June 29, 2004
CBS MarketWatch
by William Spain
CHICAGO (CBS.MW) - “The second day of a diet is always easier than the first,” Jackie Gleason once said, because “by the second day, you’re off it.”
While the low-carb diet craze seem to have somewhat more staying power, one food and beverage industry analyst suggested this week that the fad may well have peaked and could soon see much slower growth.
In a note to investors Monday, Wachovia’s Jonathan Feeney cited “data from credible companies, a persistent split in the medical community and some weak specialty retail” figures as indications that “low-carb diet adoption rates in the U.S. are slowing.”
That could provide relief for companies in high-carb categories, he continued, “provided the execution and competitive outlook are strong.”

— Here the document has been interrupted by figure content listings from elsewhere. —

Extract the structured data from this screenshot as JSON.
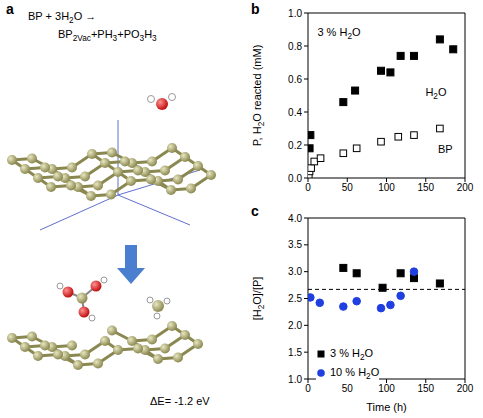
{
  "panel_a": {
    "label": "a",
    "reaction_left": "BP + 3H2O →",
    "reaction_right": "BP2Vac+PH3+PO3H3",
    "energy": "ΔE= -1.2 eV"
  },
  "chart_data": [
    {
      "label": "b",
      "type": "scatter",
      "xlim": [
        0,
        200
      ],
      "xticks": [
        0,
        50,
        100,
        150,
        200
      ],
      "ylim": [
        0,
        1
      ],
      "yticks": [
        {
          "value": 0,
          "label": "0.0"
        },
        0.2,
        0.4,
        0.6,
        0.8,
        {
          "value": 1,
          "label": "1.0"
        }
      ],
      "y_label": "P, H2O reacted (mM)",
      "series": [
        {
          "name": "H2O",
          "color": "#000000",
          "marker": "square",
          "name_at": [
            163,
            0.5
          ],
          "x": [
            1,
            2,
            3,
            45,
            60,
            93,
            105,
            118,
            135,
            168,
            185
          ],
          "values": [
            0.05,
            0.18,
            0.26,
            0.46,
            0.53,
            0.65,
            0.64,
            0.74,
            0.74,
            0.84,
            0.78
          ]
        },
        {
          "name": "BP",
          "color": "#000000",
          "marker": "open_square",
          "name_at": [
            175,
            0.15
          ],
          "x": [
            1,
            2,
            4,
            8,
            16,
            45,
            62,
            93,
            115,
            135,
            168
          ],
          "values": [
            0.02,
            0.04,
            0.06,
            0.1,
            0.12,
            0.15,
            0.18,
            0.22,
            0.25,
            0.26,
            0.3
          ]
        }
      ],
      "annotations": [
        {
          "text": "3 % H2O",
          "x": 12,
          "y": 0.86
        }
      ]
    },
    {
      "label": "c",
      "type": "scatter",
      "xlim": [
        0,
        200
      ],
      "xticks": [
        0,
        50,
        100,
        150,
        200
      ],
      "ylim": [
        1,
        4
      ],
      "yticks": [
        {
          "value": 1,
          "label": "1.0"
        },
        1.5,
        {
          "value": 2,
          "label": "2.0"
        },
        2.5,
        {
          "value": 3,
          "label": "3.0"
        },
        3.5,
        {
          "value": 4,
          "label": "4.0"
        }
      ],
      "x_label": "Time (h)",
      "y_label": "[H2O]/[P]",
      "legend": "lower left",
      "series": [
        {
          "name": "3 % H2O",
          "color": "#000000",
          "marker": "square",
          "x": [
            45,
            62,
            95,
            118,
            135,
            168
          ],
          "values": [
            3.07,
            2.97,
            2.7,
            2.97,
            2.88,
            2.78
          ]
        },
        {
          "name": "10 % H2O",
          "color": "#1f3fe0",
          "marker": "circle",
          "x": [
            3,
            15,
            45,
            62,
            93,
            105,
            118,
            135
          ],
          "values": [
            2.52,
            2.42,
            2.35,
            2.45,
            2.32,
            2.38,
            2.55,
            3.0
          ]
        }
      ],
      "reference_lines": [
        {
          "y": 2.67,
          "line_style": "dashed",
          "color": "#000000"
        }
      ]
    }
  ]
}
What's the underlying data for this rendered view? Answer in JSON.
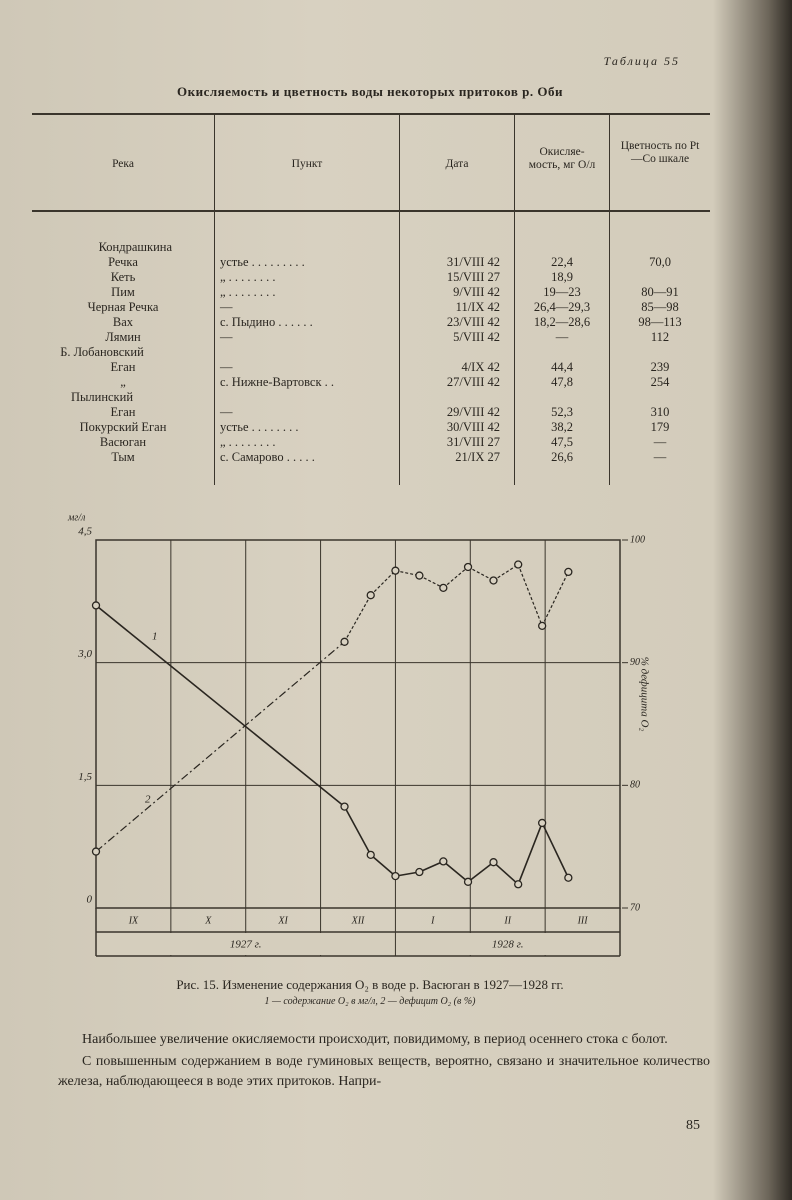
{
  "header": {
    "table_label": "Таблица 55",
    "title": "Окисляемость и цветность воды некоторых притоков р. Оби"
  },
  "table": {
    "columns": [
      "Река",
      "Пункт",
      "Дата",
      "Окисляе-мость, мг O/л",
      "Цветность по Pt—Co шкале"
    ],
    "rows": [
      [
        [
          "Кондрашкина",
          "Речка"
        ],
        "устье . . . . . . . . .",
        "31/VIII 42",
        "22,4",
        "70,0"
      ],
      [
        [
          "Кеть"
        ],
        "„ . . . . . . . .",
        "15/VIII 27",
        "18,9",
        null
      ],
      [
        [
          "Пим"
        ],
        "„ . . . . . . . .",
        "9/VIII 42",
        "19—23",
        "80—91"
      ],
      [
        [
          "Черная Речка"
        ],
        "—",
        "11/IX 42",
        "26,4—29,3",
        "85—98"
      ],
      [
        [
          "Вах"
        ],
        "с. Пыдино . . . . . .",
        "23/VIII 42",
        "18,2—28,6",
        "98—113"
      ],
      [
        [
          "Лямин"
        ],
        "—",
        "5/VIII 42",
        "—",
        "112"
      ],
      [
        [
          "Б. Лобановский",
          "Еган"
        ],
        "—",
        "4/IX 42",
        "44,4",
        "239"
      ],
      [
        [
          "„"
        ],
        "с. Нижне-Вартовск . .",
        "27/VIII 42",
        "47,8",
        "254"
      ],
      [
        [
          "Пылинский",
          "Еган"
        ],
        "—",
        "29/VIII 42",
        "52,3",
        "310"
      ],
      [
        [
          "Покурский Еган"
        ],
        "устье . . . . . . . .",
        "30/VIII 42",
        "38,2",
        "179"
      ],
      [
        [
          "Васюган"
        ],
        "„ . . . . . . . .",
        "31/VIII 27",
        "47,5",
        "—"
      ],
      [
        [
          "Тым"
        ],
        "с. Самарово . . . . .",
        "21/IX 27",
        "26,6",
        "—"
      ]
    ]
  },
  "chart_data": {
    "type": "line",
    "y_label": "мг/л",
    "y2_label": "% дефицита O₂",
    "categories": [
      "IX",
      "X",
      "XI",
      "XII",
      "I",
      "II",
      "III"
    ],
    "years": [
      "1927 г.",
      "1928 г."
    ],
    "xlim": [
      0,
      7
    ],
    "ylim": [
      0,
      4.5
    ],
    "yticks": [
      0,
      {
        "value": 1.5,
        "label": "1,5"
      },
      {
        "value": 3.0,
        "label": "3,0"
      },
      {
        "value": 4.5,
        "label": "4,5"
      }
    ],
    "y2lim": [
      70,
      100
    ],
    "y2ticks": [
      70,
      80,
      90,
      100
    ],
    "grid": true,
    "series": [
      {
        "name": "1",
        "color": "#2a2620",
        "x": [
          0,
          3.32,
          3.67,
          4.0,
          4.32,
          4.64,
          4.97,
          5.31,
          5.64,
          5.96,
          6.31
        ],
        "values": [
          3.7,
          1.24,
          0.65,
          0.39,
          0.44,
          0.57,
          0.32,
          0.56,
          0.29,
          1.04,
          0.37
        ]
      },
      {
        "name": "2",
        "color": "#2a2620",
        "axis": "y2",
        "x": [
          0,
          3.32,
          3.67,
          4.0,
          4.32,
          4.64,
          4.97,
          5.31,
          5.64,
          5.96,
          6.31
        ],
        "values": [
          74.6,
          91.7,
          95.5,
          97.5,
          97.1,
          96.1,
          97.8,
          96.7,
          98.0,
          93.0,
          97.4
        ]
      }
    ]
  },
  "caption": {
    "title": "Рис. 15. Изменение содержания O₂ в воде р. Васюган в 1927—1928 гг.",
    "legend": "1 — содержание O₂ в мг/л, 2 — дефицит O₂ (в %)"
  },
  "body": [
    "Наибольшее увеличение окисляемости происходит, повидимому, в период осеннего стока с болот.",
    "С повышенным содержанием в воде гуминовых веществ, вероятно, связано и значительное количество железа, наблюдающееся в воде этих притоков. Напри-"
  ],
  "page_number": "85"
}
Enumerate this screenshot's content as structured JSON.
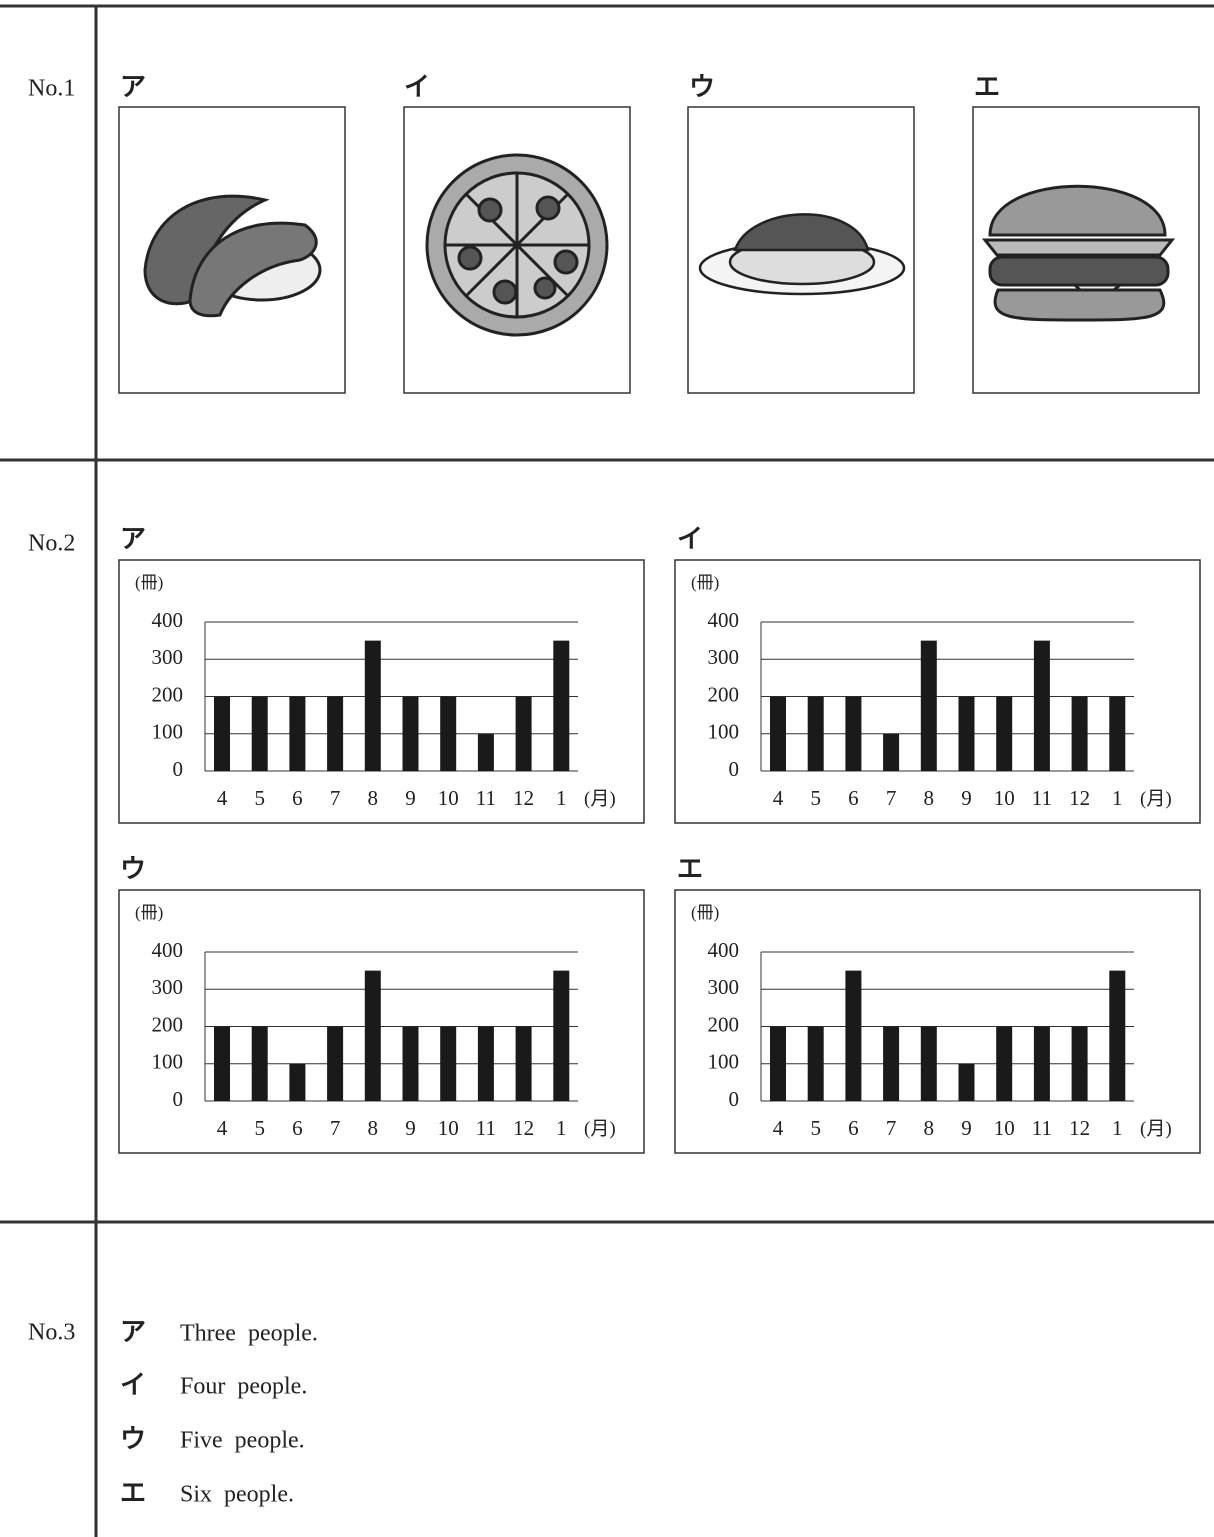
{
  "no1": {
    "label": "No.1",
    "options": [
      "ア",
      "イ",
      "ウ",
      "エ"
    ]
  },
  "no2": {
    "label": "No.2",
    "options": [
      "ア",
      "イ",
      "ウ",
      "エ"
    ]
  },
  "chart_data": [
    {
      "type": "bar",
      "y_label": "(冊)",
      "x_label": "(月)",
      "categories": [
        "4",
        "5",
        "6",
        "7",
        "8",
        "9",
        "10",
        "11",
        "12",
        "1"
      ],
      "values": [
        200,
        200,
        200,
        200,
        350,
        200,
        200,
        100,
        200,
        350
      ],
      "color": "#1a1a1a",
      "ylim": [
        0,
        400
      ],
      "yticks": [
        0,
        100,
        200,
        300,
        400
      ],
      "grid": true
    },
    {
      "type": "bar",
      "y_label": "(冊)",
      "x_label": "(月)",
      "categories": [
        "4",
        "5",
        "6",
        "7",
        "8",
        "9",
        "10",
        "11",
        "12",
        "1"
      ],
      "values": [
        200,
        200,
        200,
        100,
        350,
        200,
        200,
        350,
        200,
        200
      ],
      "color": "#1a1a1a",
      "ylim": [
        0,
        400
      ],
      "yticks": [
        0,
        100,
        200,
        300,
        400
      ],
      "grid": true
    },
    {
      "type": "bar",
      "y_label": "(冊)",
      "x_label": "(月)",
      "categories": [
        "4",
        "5",
        "6",
        "7",
        "8",
        "9",
        "10",
        "11",
        "12",
        "1"
      ],
      "values": [
        200,
        200,
        100,
        200,
        350,
        200,
        200,
        200,
        200,
        350
      ],
      "color": "#1a1a1a",
      "ylim": [
        0,
        400
      ],
      "yticks": [
        0,
        100,
        200,
        300,
        400
      ],
      "grid": true
    },
    {
      "type": "bar",
      "y_label": "(冊)",
      "x_label": "(月)",
      "categories": [
        "4",
        "5",
        "6",
        "7",
        "8",
        "9",
        "10",
        "11",
        "12",
        "1"
      ],
      "values": [
        200,
        200,
        350,
        200,
        200,
        100,
        200,
        200,
        200,
        350
      ],
      "color": "#1a1a1a",
      "ylim": [
        0,
        400
      ],
      "yticks": [
        0,
        100,
        200,
        300,
        400
      ],
      "grid": true
    }
  ],
  "no3": {
    "label": "No.3",
    "options": [
      {
        "mark": "ア",
        "text": "Three people."
      },
      {
        "mark": "イ",
        "text": "Four people."
      },
      {
        "mark": "ウ",
        "text": "Five people."
      },
      {
        "mark": "エ",
        "text": "Six people."
      }
    ]
  }
}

However, he cautioned, it is “not evidence of a reversal. We think the popularity of low-carb diets will have durable effects on some categories, but that trends are decelerating. This is sustained good news for the protein complex,” including Tyson (TSN), Smithfield (SFD) and Hormel (HRL) and “sustained bad news for industries such as pasta and bakery where a sudden and unforeseen drop in demand has now created a need for painful rationalization.”
To back that up, Feeney referred to consumer studies cited recently by PepsiCo (PEP) and Kellogg (K) indicating a slowdown in new dieters but “without any evidence of a quick reversal of negative trends in carb-heavy-categories.”
He also he noted the “relative sparseness of medical evidence” that low-carb diets assist people in losing weight - one factor that has kept the ultimate food arbiter - the Food & Drug Administration - from giving the diets its stamp of imprimatur.
Feeney speculated that a half-hearted approach by dieters, leading to poor results, is also contributing to a slowdown as “peaks of diet fads are usually reached when enough people have tried and failed and failed to lose weight.”
That hypothesis is born out by some of the available data, perhaps most notably a survey of 11,000 adults earlier this year by the NPD Group. Among its findings were that even among the “small fraction of the population [that] actually followed a lower-carb diet” - roughly 10 million Americans – few were doing it properly.
NPD reported that adults who are cutting carbs are still eating an average of 128 grams of refined carbs a day, which is “considerably higher than the 20 to 50 grams of carbs per day some low-carb diets recommend for weight loss.”
Said Feeney: “People want fast results without much effort. The low carb diets may just be another fad as people don’t see results from their limited efforts and give up.”
And, ironically, the low-carb diet may well become something of a victim of its own success as food companies rush to roll out new products to cash in on it.
“Variety and volume attract consumers to buy and eat more - thus interfering with their weight loss,” Feeney noted.
Of course, whether or not the low-carb diet trend just slows down or fades out, it is almost certain to come back: Food fads come and go and come back with regularity, Feeney said, and “low-carb dieting has been around has been around for over a century.”
To illustrate, he compiled a list of some 17 different diet plans dating back to 1862 and ranging from 1929’s “Eskimo-Style Meat-Only Diet” (meat, fat, coffee and water) to last year’s “South Beach.” Even the Atkins Diet - the most popular of the current low-carb plans - has been around since the early 1970s.